Listing agreements outline your rights in the marketplace. Sellers have no reason to surrender those rights unless there is some obvious benefit in exchange.

Although listing agreements tend to be nicely printed, the fact remains that they are offers subject to revision, amendment and expansion prior to acceptance. The following area should all be considered negotiable.

Type of agreement: Choose the form of agreement that meets your needs rather than a form that is "standard" or "customary."

Rate of commission: The cost of brokerage services is a matter of negotiation between sellers and brokers.

Price: Brokers will seek to list a home at its market value. In the context of a typical listing contract this may obligate sellers to pay a commission when factors other than price, such as points, repairs, and deposits, are not specifically outlined in the agreement.

Sellers in this situation may wish to list a house price higher than the reasonable market value and then permit the broker to negotiate with buyers at the market price. In effect, this will give the seller a veto right over some prospective sales.

Deposits: Sellers should seek the highest feasible deposit consistent with the market. Remember that a broker is likely to receive half of any deposit that is forfeited under the terms of a typical industry sales contract.

Listing period: Many brokers try to get a listing agreement for 90 to 120 days. Sellers are best advised to get a short listing agreement for 30, 45 or 60 days. If a broker is doing a good job the listing contract can be renewed.

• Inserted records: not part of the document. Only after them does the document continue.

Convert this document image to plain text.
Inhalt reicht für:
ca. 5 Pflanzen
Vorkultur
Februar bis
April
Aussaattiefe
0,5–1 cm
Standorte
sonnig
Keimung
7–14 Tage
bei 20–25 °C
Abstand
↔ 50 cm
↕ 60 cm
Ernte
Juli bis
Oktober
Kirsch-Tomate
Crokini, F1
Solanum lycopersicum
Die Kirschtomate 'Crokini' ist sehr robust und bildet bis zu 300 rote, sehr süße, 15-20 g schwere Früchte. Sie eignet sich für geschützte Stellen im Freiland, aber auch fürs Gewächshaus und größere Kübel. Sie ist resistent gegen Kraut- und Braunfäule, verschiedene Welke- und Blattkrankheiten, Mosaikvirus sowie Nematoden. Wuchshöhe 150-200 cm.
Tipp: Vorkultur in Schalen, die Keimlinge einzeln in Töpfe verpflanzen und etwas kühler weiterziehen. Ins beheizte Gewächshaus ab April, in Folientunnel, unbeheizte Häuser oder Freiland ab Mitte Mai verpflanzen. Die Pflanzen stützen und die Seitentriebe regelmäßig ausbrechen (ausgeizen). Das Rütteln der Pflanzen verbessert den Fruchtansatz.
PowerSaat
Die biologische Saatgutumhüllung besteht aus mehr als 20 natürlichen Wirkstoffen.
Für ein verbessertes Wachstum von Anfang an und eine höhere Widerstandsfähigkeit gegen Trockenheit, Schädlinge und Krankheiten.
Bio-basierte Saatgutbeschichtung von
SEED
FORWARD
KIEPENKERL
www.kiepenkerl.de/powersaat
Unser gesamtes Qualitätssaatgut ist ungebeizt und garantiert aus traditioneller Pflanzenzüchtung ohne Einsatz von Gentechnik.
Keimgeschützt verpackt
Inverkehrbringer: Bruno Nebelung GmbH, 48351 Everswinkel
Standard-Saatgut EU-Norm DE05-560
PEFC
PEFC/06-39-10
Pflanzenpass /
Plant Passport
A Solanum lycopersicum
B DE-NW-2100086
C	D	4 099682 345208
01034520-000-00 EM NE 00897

Points: Some listing contracts show the number of points a seller would be willing to pay to complete a sale. To do this properly sellers should contact lenders and know the market before signing a listing. Sellers should list points at or below the projected market rate for the term of the listing, You can always write in "zero" and use this factor as a bargaining chip.

Extension: Some listing forms contain language that permits the agreement to be extended after the termination date. Sellers are best advised to reject any extension clause.

Review: The listing should either be reviewed by an attorney prior to signing or completed subject to the review and approval of your lawyer.

Exclusion: If you know of specific individuals who have even the remotest interest in your property, have your attorney insert appropriate language excluding these particular individuals from the terms of the listing agreement.

Splits: The division of the commission, if required, should be shown - so much for the selling broker and so much for the lister.

Payment: The seller should have no liability to pay a brokerage fee except from the collected proceeds at settlement. This will effectively require the broker to sell the house rather than merely find a buyer who is "ready, willing and able" to purchase.

Sellers may discover that few brokers are thrilled by the prospect of an amended listing agreement. Brokers, after all, have no obligation to accept an amended offer. And certainly there is no shortage of sellers who will sign a standard industry form without revision or complaint.

Sellers should maintain a log of broker contracts showing the date, name of the broker, proposed listing terms offered by the broker, and any counter offers.